As part of the shift to the cloud, the team hoped to converge the environment's backbone and management infrastructures onto 10-gigabit Ethernet. Using a single network fabric is expected to help optimize the flexibility and cost effectiveness of the overall solution.

The NASA Center for Climate Simulation's research on climate change and related phenomena requires extensive computer modelling, and contributes to efforts such as hurricane prediction, analysis of past weather patterns, and scientific support of government climate policy.

The cluster named Discover previously did this work for some years, and was used as an integrated set of supercomputing, visualization, and data-management technologies to deliver roughly 400 teraflops of capacity.

It had Compute resources of 30,000 conventional Intel Xeon processor cores and 64 GPUs; Inter-node backbone: DDR and QDR InfiniBand; Management networking: Gigabit and 10-gigabit Ethernet (GbE and 10GbE); Data store: ~4-petabyte RAID-based parallel file system (GPFS), plus ~20 petabyte tape archive Discover is based entirely on non-virtualized machines, so adding capacity requires additional physical servers to be provisioned.

Reducing the traditional cost and complexity of those changes is one benefit of cloud computing. Moreover, cloud architectures add elasticity that aids in job scheduling and helps avoid operational bottlenecks associated with long-running jobs.

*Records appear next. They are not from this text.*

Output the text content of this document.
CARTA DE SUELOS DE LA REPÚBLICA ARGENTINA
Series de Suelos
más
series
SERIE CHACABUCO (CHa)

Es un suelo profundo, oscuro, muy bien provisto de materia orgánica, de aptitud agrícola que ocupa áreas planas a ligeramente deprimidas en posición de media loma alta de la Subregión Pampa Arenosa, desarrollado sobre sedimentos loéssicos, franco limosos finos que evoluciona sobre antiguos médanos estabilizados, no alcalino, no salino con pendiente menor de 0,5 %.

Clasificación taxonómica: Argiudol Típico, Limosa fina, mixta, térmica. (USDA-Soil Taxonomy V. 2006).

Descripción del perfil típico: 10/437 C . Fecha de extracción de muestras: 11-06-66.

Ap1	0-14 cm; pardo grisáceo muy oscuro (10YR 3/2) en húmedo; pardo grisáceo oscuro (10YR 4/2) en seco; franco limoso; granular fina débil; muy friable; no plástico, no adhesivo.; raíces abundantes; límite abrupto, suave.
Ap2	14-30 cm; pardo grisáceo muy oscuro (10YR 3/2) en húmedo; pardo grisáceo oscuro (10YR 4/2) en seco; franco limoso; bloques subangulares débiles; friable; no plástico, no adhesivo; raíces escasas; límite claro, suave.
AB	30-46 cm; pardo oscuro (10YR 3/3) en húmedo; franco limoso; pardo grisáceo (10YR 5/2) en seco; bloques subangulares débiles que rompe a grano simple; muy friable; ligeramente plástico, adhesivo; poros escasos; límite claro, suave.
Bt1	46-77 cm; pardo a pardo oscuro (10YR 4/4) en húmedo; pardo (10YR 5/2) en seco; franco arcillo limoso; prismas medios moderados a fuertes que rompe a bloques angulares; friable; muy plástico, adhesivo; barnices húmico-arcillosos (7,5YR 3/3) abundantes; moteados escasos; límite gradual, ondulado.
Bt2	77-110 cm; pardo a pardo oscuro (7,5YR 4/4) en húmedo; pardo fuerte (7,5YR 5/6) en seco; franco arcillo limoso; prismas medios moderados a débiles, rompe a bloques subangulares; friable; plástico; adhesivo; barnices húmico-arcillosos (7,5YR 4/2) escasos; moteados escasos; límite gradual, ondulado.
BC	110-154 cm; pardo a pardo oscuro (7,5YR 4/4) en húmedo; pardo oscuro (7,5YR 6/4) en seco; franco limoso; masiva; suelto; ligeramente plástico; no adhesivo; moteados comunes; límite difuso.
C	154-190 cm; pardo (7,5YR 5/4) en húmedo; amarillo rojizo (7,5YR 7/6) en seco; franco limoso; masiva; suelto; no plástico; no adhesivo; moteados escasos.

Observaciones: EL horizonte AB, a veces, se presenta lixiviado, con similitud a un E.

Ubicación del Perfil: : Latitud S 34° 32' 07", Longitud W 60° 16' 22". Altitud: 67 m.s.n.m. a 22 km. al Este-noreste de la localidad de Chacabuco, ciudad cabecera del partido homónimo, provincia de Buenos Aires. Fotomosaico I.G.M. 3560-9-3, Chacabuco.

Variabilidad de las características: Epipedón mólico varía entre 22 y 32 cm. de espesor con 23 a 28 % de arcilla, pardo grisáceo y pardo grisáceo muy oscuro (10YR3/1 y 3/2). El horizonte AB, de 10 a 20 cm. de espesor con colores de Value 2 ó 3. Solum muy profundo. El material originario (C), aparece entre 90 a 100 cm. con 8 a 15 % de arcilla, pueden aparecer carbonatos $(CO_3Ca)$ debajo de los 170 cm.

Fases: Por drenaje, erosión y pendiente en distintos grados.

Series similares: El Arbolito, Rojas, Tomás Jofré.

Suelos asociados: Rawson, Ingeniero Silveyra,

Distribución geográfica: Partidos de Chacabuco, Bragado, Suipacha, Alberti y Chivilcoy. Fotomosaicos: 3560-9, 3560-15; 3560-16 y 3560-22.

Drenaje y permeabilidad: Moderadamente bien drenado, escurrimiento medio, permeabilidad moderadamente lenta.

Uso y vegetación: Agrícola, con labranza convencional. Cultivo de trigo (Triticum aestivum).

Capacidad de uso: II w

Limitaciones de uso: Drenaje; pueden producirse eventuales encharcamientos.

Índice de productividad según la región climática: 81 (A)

Intel suggested Nebula, based on OpenStack, as an alternative to Discover. But the team had to sort out whether Nebula could deliver equivalent performance, as Discover needed to be sorted out. In particular, the team needed to determine whether the virtualized environment on which Nebula is based will introduce overhead or other factors that will create unacceptable limitations, compared to "bare-metal" clusters.

To advance the state of this preliminary testing, additional work was needed. In particular, the team had to test additional benchmarks and real-world applications, as well as extending the tests to include InfiniBand fabric and cloud infrastructures such as OpenStack and Eucalyptus.

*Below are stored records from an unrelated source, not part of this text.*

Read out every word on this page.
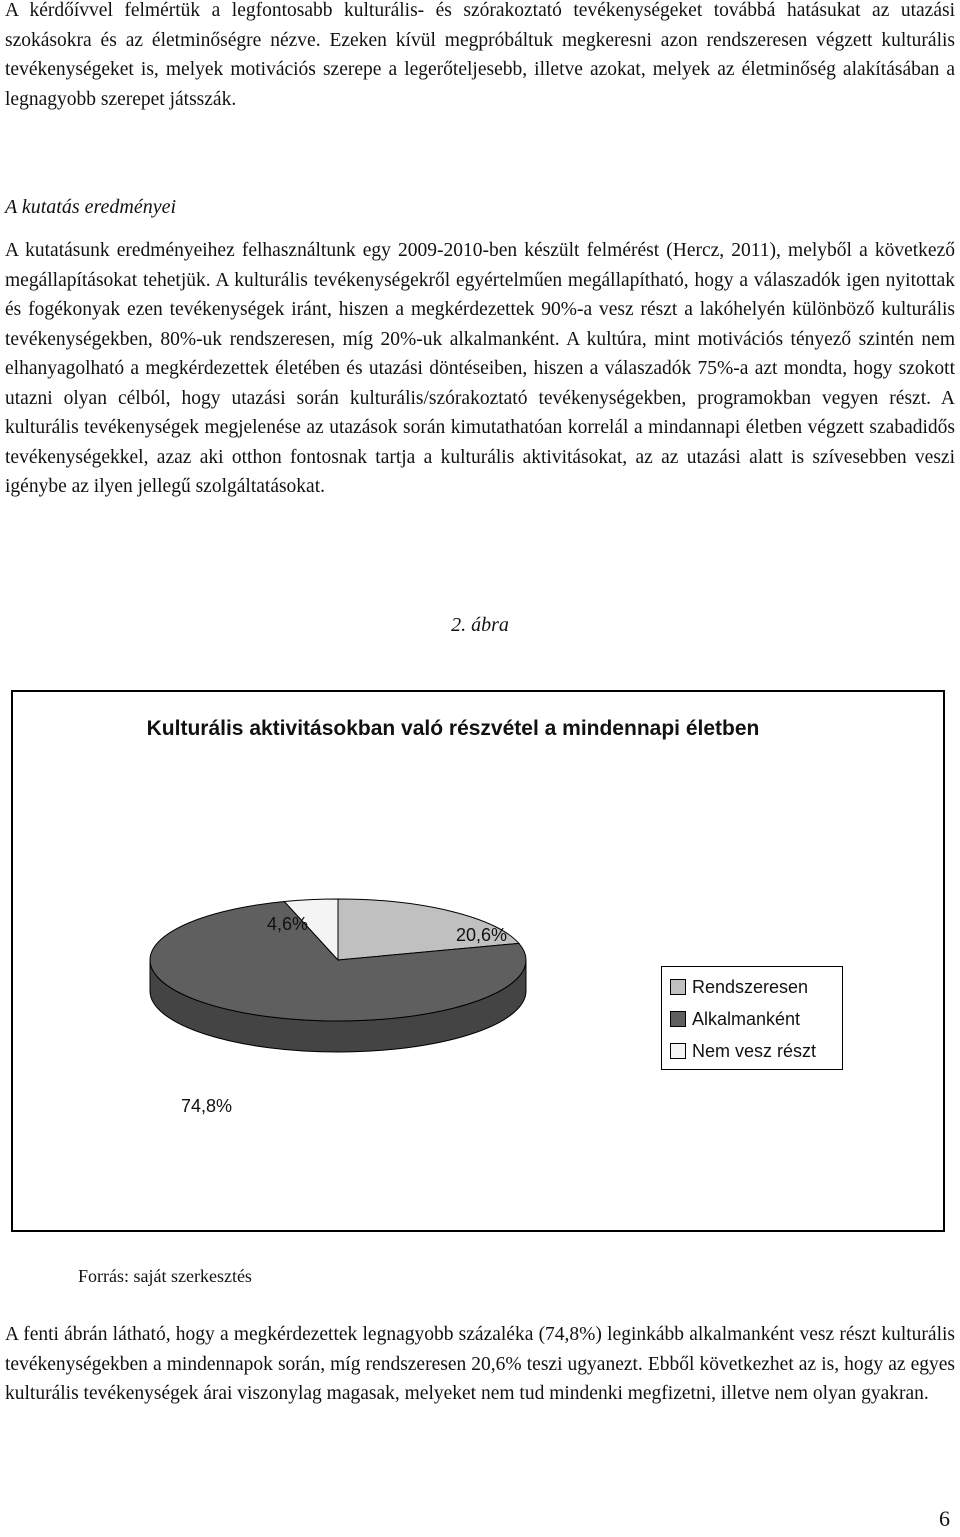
A kérdőívvel felmértük a legfontosabb kulturális- és szórakoztató tevékenységeket továbbá hatásukat az utazási szokásokra és az életminőségre nézve. Ezeken kívül megpróbáltuk megkeresni azon rendszeresen végzett kulturális tevékenységeket is, melyek motivációs szerepe a legerőteljesebb, illetve azokat, melyek az életminőség alakításában a legnagyobb szerepet játsszák.

A kutatás eredményei

A kutatásunk eredményeihez felhasználtunk egy 2009-2010-ben készült felmérést (Hercz, 2011), melyből a következő megállapításokat tehetjük. A kulturális tevékenységekről egyértelműen megállapítható, hogy a válaszadók igen nyitottak és fogékonyak ezen tevékenységek iránt, hiszen a megkérdezettek 90%-a vesz részt a lakóhelyén különböző kulturális tevékenységekben, 80%-uk rendszeresen, míg 20%-uk alkalmanként. A kultúra, mint motivációs tényező szintén nem elhanyagolható a megkérdezettek életében és utazási döntéseiben, hiszen a válaszadók 75%-a azt mondta, hogy szokott utazni olyan célból, hogy utazási során kulturális/szórakoztató tevékenységekben, programokban vegyen részt. A kulturális tevékenységek megjelenése az utazások során kimutathatóan korrelál a mindannapi életben végzett szabadidős tevékenységekkel, azaz aki otthon fontosnak tartja a kulturális aktivitásokat, az az utazási alatt is szívesebben veszi igénybe az ilyen jellegű szolgáltatásokat.

2. ábra
Kulturális aktivitásokban való részvétel a mindennapi életben
4,6%
20,6%
74,8%
Rendszeresen
Alkalmanként
Nem vesz részt
Forrás: saját szerkesztés

A fenti ábrán látható, hogy a megkérdezettek legnagyobb százaléka (74,8%) leginkább alkalmanként vesz részt kulturális tevékenységekben a mindennapok során, míg rendszeresen 20,6% teszi ugyanezt. Ebből következhet az is, hogy az egyes kulturális tevékenységek árai viszonylag magasak, melyeket nem tud mindenki megfizetni, illetve nem olyan gyakran.

6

To meet critical speed and latency requirements in node-to-node communication, NASA performance engineers worked with Intel to employ virtualization technologies to their full potential.

Together, the team established a test methodology to compare the two environments on several workloads, including the Nuttcp network performance measurement tool, the Ohio State University MPI Benchmarks, and the Intel Math Kernel Library (MKL) implementation of LINPACK. Analysis using these benchmarks enabled the team to measure and compare system throughput and latency between various types of physical or virtual servers.

The approach of comparing multiple virtualization scenarios enabled the testing to reveal the role that those virtualization technologies can play in meeting performance goals. The core conclusion from this testing was that cloud-based high-performance computing is a viable possibility. Continual testing will also include additional hypervisors, such as Xen and other VM OSes, such as Red Hat Enterprise Linux and SUSE Linux.

NASA continues to refine its cloud-based infrastructure as a service, and it expects to realize more benefits in the areas of simplification, flexibility, and cost effectiveness. Looking ahead, the agency's high-performance computing workloads have begun the process of shifting to open infrastructures that use Ethernet fabric, and further acceleration seems inevitable.